Haftalık E-Bülten
Moda dünyasında neler oluyor? Yeni fikirler, öne çıkan koleksiyonlar, en vogue trendler, ünlülerden güzelllik sırları ve en popüler partilerden haberdar olmak için haftalık e-bültenimize kaydolun.
Moda dünyasının sürekli gelişen dokusunda çok az tasarımcı John Galliano kadar silinmez bir iz bırakmıştır. Maison Margiela’nın kreatif direktörü olarak geçtiğimiz ocak ayında Paris Haute Couture haftasında düzenlediği defile bunu bir kez daha kanıtladı. Moda dünyası Galliano’nun kariyerindeki her yeni bölümü heyecanla beklerken, yarattığı etkinin tasarımlarının çok ötesine uzandığı aşikar... Onun hikayesi, zorluklara karşı kazanılan bir zafer; yaratıcılığın sınır tanımadığını ve gerçek sanatın sürekli olarak sıradışı olanı takip etmekten geçtiğini hatırlatıyor.
Modanın en tartışmalı ve yaratıcı yeteneklerinden biri olan Galliano, 1960 yılında Cebelitarık’ta İspanyol kökenli bir ailenin çocuğu olarak dünyaya geldi. Altı yaşında ailesiyle İngiltere’ye taşınan Galliano, 1981 yılında ülkenin en prestijli sanat ve tasarım okullarından Central Saint Martins’e başlayarak birincilik derecesiyle mezun oldu. 1984’te Fransız Devrimi’nden ilham alan ve Les Incroyables adını taşıyan mezuniyet koleksiyonunun tamamı dönemin popüler moda butiği Browns’ta satışa sunuldu. Öyle ki Galliano’nun dönüştürücü etkisi yalnızca çığır açan tasarımlarında değil, aynı zamanda çalkantılı bir kariyerin iniş ve çıkışlarında yön bulma konusundaki olağanüstü yeteneğinde de açıkça görülüyor. Galliano 1980’lerde moda sahnesine çıktı, kendi adını taşıyan markasını kurdu ve avangard kreasyonlarıyla dikkatleri üzerine çekti. İlk çalışmaları, teatral ve gösterişli bir estetikle geleneksel tasarımın sınırlarını zorlayan, cüretkar bir üslupla karakterize edildi. Bu cesur yaklaşım hızla beğeni toplayarak ikonik modaevlerinin başına geçmesine zemin hazırladı. Zira Givenchy, Christian Dior ve Oscar de la Renta gibi prestijli modaevlerinde kreatif direktör olarak yaptığı çalışmalarla uluslararası bilinirlik kazandı.

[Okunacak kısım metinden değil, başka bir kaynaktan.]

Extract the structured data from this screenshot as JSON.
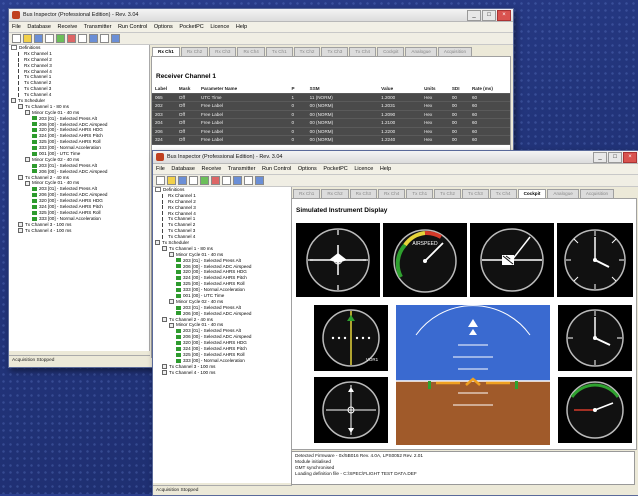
{
  "app_title": "Bus Inspector (Professional Edition) - Rev. 3.04",
  "menu": [
    "File",
    "Database",
    "Receive",
    "Transmitter",
    "Run Control",
    "Options",
    "PocketPC",
    "Licence",
    "Help"
  ],
  "tabs": [
    "Rx Ch1",
    "Rx Ch2",
    "Rx Ch3",
    "Rx Ch4",
    "Tx Ch1",
    "Tx Ch2",
    "Tx Ch3",
    "Tx Ch4",
    "Cockpit",
    "Analogue",
    "Acquisition"
  ],
  "back_window": {
    "receiver_heading": "Receiver Channel 1",
    "columns": [
      "Label",
      "Mask",
      "Parameter Name",
      "P",
      "SSM",
      "Value",
      "Units",
      "SDI",
      "Rate (ms)"
    ],
    "rows": [
      [
        "065",
        "Off",
        "UTC Time",
        "1",
        "11 (NORM)",
        "1.2000",
        "Hex",
        "00",
        "60"
      ],
      [
        "202",
        "Off",
        "Free Label",
        "0",
        "00 (NORM)",
        "1.2031",
        "Hex",
        "00",
        "60"
      ],
      [
        "203",
        "Off",
        "Free Label",
        "0",
        "00 (NORM)",
        "1.2090",
        "Hex",
        "00",
        "60"
      ],
      [
        "204",
        "Off",
        "Free Label",
        "0",
        "00 (NORM)",
        "1.2100",
        "Hex",
        "00",
        "60"
      ],
      [
        "206",
        "Off",
        "Free Label",
        "0",
        "00 (NORM)",
        "1.2200",
        "Hex",
        "00",
        "60"
      ],
      [
        "324",
        "Off",
        "Free Label",
        "0",
        "00 (NORM)",
        "1.2240",
        "Hex",
        "00",
        "60"
      ]
    ],
    "status": "Acquisition Stopped"
  },
  "tree": [
    {
      "level": 0,
      "icon": "doc",
      "label": "Definitions"
    },
    {
      "level": 1,
      "icon": "ant",
      "label": "Rx Channel 1"
    },
    {
      "level": 1,
      "icon": "ant",
      "label": "Rx Channel 2"
    },
    {
      "level": 1,
      "icon": "ant",
      "label": "Rx Channel 3"
    },
    {
      "level": 1,
      "icon": "ant",
      "label": "Rx Channel 4"
    },
    {
      "level": 1,
      "icon": "ant",
      "label": "Tx Channel 1"
    },
    {
      "level": 1,
      "icon": "ant",
      "label": "Tx Channel 2"
    },
    {
      "level": 1,
      "icon": "ant",
      "label": "Tx Channel 3"
    },
    {
      "level": 1,
      "icon": "ant",
      "label": "Tx Channel 4"
    },
    {
      "level": 0,
      "icon": "box",
      "label": "Tx Scheduler"
    },
    {
      "level": 1,
      "icon": "box",
      "label": "Tx Channel 1 - 80 ms"
    },
    {
      "level": 2,
      "icon": "box",
      "label": "Minor Cycle 01 - 40 ms"
    },
    {
      "level": 3,
      "icon": "grn",
      "label": "203 [01] - Selected Press Alt"
    },
    {
      "level": 3,
      "icon": "grn",
      "label": "206 [00] - Selected ADC Airspeed"
    },
    {
      "level": 3,
      "icon": "grn",
      "label": "320 [00] - Selected AHRS HDG"
    },
    {
      "level": 3,
      "icon": "grn",
      "label": "324 [00] - Selected AHRS Pitch"
    },
    {
      "level": 3,
      "icon": "grn",
      "label": "325 [00] - Selected AHRS Roll"
    },
    {
      "level": 3,
      "icon": "grn",
      "label": "333 [00] - Normal Acceleration"
    },
    {
      "level": 3,
      "icon": "grn",
      "label": "001 [00] - UTC Time"
    },
    {
      "level": 2,
      "icon": "box",
      "label": "Minor Cycle 02 - 40 ms"
    },
    {
      "level": 3,
      "icon": "grn",
      "label": "203 [01] - Selected Press Alt"
    },
    {
      "level": 3,
      "icon": "grn",
      "label": "206 [00] - Selected ADC Airspeed"
    },
    {
      "level": 1,
      "icon": "box",
      "label": "Tx Channel 2 - 40 ms"
    },
    {
      "level": 2,
      "icon": "box",
      "label": "Minor Cycle 01 - 40 ms"
    },
    {
      "level": 3,
      "icon": "grn",
      "label": "203 [01] - Selected Press Alt"
    },
    {
      "level": 3,
      "icon": "grn",
      "label": "206 [00] - Selected ADC Airspeed"
    },
    {
      "level": 3,
      "icon": "grn",
      "label": "320 [00] - Selected AHRS HDG"
    },
    {
      "level": 3,
      "icon": "grn",
      "label": "324 [00] - Selected AHRS Pitch"
    },
    {
      "level": 3,
      "icon": "grn",
      "label": "325 [00] - Selected AHRS Roll"
    },
    {
      "level": 3,
      "icon": "grn",
      "label": "333 [00] - Normal Acceleration"
    },
    {
      "level": 1,
      "icon": "box",
      "label": "Tx Channel 3 - 100 ms"
    },
    {
      "level": 1,
      "icon": "box",
      "label": "Tx Channel 4 - 100 ms"
    }
  ],
  "front_window": {
    "panel_heading": "Simulated Instrument Display",
    "airspeed_label": "AIRSPEED",
    "vor_label": "VOR1",
    "log_lines": [
      "Detected Firmware - 0x/5B016 Rev. 4.0A, LPS0052 Rev. 2.01",
      "Module initialised",
      "GMT synchronised",
      "Loading definition file - C:\\SPEC\\FLIGHT TEST DATA.DEF"
    ],
    "status": "Acquisition Stopped"
  },
  "colors": {
    "desktop": "#22347a",
    "sky": "#3a6ad0",
    "ground": "#a05a2a",
    "rx_row_bg": "#4a4a4a",
    "active_item": "#2e9b2e"
  },
  "icons": [
    "app-icon",
    "minimize-icon",
    "maximize-icon",
    "close-icon",
    "new-file-icon",
    "open-folder-icon",
    "save-icon",
    "help-icon"
  ]
}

1995 yılında Galliano, baş tasarımcı olarak atanarak Fransız Haute Couture evini yöneten ilk İngiliz tasarımcı olduğu Givenchy’de dizginleri eline aldı ve markaya kendi imzasını taşıyan yaratıcılığını aşıladı. Görev süresi kısa da olsa -yaklaşık iki yıl- geleneği yenilikle kusursuz bir şekilde harmanlama yeteneğini sergiledi ve sektörde vizyon sahibi bir güç olarak tanındı.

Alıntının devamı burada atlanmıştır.